Terry Perdue

Personal information
- Nationality: British (Welsh)
- Born: 10 November 1940 Swansea, Wales
- Died: 19 August 1998 (aged 57) Swansea, Wales
- Height: 182 cm (6 ft 0 in)
- Weight: 144 kg (317 lb)

Sport
- Sport: Weightlifting
- Club: Samurai WC, Swansea

= Terry Perdue =

British weightlifter

Terence Robert John Perdue (10 November 1940 - 19 August 1998) was a British weightlifter. He competed at the 1968 Summer Olympics and the 1972 Summer Olympics.

== Biography ==
Perdue represented the 1966 Welsh team at the 1966 British Empire and Commonwealth Games in Kingston, Jamaica, participating in the 110kg heavyweight event.

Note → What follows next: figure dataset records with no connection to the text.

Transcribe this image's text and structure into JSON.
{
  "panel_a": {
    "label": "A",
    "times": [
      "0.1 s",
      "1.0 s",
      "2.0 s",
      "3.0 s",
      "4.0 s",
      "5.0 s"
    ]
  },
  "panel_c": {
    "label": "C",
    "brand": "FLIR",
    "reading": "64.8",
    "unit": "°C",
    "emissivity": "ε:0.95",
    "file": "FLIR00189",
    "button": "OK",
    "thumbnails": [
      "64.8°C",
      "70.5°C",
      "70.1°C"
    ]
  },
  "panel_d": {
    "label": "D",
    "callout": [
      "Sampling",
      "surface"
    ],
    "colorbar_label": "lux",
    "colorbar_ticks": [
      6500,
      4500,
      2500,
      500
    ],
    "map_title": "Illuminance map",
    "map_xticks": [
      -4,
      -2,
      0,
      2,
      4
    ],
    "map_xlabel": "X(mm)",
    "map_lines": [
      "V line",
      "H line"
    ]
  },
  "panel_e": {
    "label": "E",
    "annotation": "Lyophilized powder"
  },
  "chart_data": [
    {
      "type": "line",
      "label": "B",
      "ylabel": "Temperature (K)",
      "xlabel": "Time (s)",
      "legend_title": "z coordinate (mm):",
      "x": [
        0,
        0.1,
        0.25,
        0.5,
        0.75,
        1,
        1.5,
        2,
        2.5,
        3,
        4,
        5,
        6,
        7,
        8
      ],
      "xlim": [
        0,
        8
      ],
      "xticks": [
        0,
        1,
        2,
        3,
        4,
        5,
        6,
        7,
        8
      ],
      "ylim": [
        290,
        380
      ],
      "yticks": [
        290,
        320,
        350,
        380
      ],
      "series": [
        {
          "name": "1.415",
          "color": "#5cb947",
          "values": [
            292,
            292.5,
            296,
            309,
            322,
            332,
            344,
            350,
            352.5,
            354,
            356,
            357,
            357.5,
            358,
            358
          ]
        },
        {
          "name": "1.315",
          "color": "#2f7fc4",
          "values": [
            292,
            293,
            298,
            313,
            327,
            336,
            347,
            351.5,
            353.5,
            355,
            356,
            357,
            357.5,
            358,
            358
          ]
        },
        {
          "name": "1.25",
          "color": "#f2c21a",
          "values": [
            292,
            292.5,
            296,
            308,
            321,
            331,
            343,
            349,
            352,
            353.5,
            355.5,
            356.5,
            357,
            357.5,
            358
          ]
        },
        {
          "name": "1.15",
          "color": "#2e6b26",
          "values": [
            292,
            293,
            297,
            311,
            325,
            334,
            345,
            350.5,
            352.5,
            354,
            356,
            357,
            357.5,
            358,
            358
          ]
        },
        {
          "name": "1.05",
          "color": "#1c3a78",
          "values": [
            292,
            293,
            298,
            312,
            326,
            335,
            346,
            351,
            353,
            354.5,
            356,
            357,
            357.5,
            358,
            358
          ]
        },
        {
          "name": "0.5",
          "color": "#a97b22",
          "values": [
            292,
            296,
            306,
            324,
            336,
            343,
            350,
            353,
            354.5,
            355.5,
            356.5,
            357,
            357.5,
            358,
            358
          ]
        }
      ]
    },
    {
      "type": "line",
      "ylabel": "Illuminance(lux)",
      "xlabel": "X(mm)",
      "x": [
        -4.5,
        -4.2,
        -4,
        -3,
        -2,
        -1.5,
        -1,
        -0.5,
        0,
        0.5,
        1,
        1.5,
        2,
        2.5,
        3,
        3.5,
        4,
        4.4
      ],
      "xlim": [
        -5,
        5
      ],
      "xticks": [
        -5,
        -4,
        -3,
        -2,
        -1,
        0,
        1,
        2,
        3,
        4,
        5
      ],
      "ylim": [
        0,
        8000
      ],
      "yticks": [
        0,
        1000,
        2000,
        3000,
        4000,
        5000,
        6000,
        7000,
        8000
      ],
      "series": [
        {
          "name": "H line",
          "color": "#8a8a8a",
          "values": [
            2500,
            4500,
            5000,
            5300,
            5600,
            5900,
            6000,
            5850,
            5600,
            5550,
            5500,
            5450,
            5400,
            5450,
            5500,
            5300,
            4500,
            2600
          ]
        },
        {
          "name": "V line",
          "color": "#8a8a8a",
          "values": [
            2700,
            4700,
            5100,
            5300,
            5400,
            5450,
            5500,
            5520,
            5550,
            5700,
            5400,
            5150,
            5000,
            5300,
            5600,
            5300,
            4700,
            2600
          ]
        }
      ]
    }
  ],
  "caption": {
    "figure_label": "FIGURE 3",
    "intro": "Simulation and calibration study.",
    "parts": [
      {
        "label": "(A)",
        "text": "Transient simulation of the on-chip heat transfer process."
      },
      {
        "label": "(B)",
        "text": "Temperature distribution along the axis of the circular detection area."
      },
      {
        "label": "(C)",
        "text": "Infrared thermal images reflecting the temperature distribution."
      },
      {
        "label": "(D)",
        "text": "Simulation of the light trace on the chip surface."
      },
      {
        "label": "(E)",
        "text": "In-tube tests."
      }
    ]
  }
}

In 1971, Perdue, a scrap dealer in Swansea, was arrested along with two other men and charged with the theft of 41,000 pounds of metal. He was sentenced to four years in prison but was acquitted on appeal after serving nine months, just in time to join the British Olympic team for the 1972 Games.

He was one of the weightlifters featured in the Mai Zetterling-directed segment The Strongest in Visions of Eight. He was described by Robert H. Boyle in the 8 October 1973 issue of Sports Illustrated as "bearded, stuffs 320 pounds into a six-foot frame and could be played in a film by Peter Ustinov."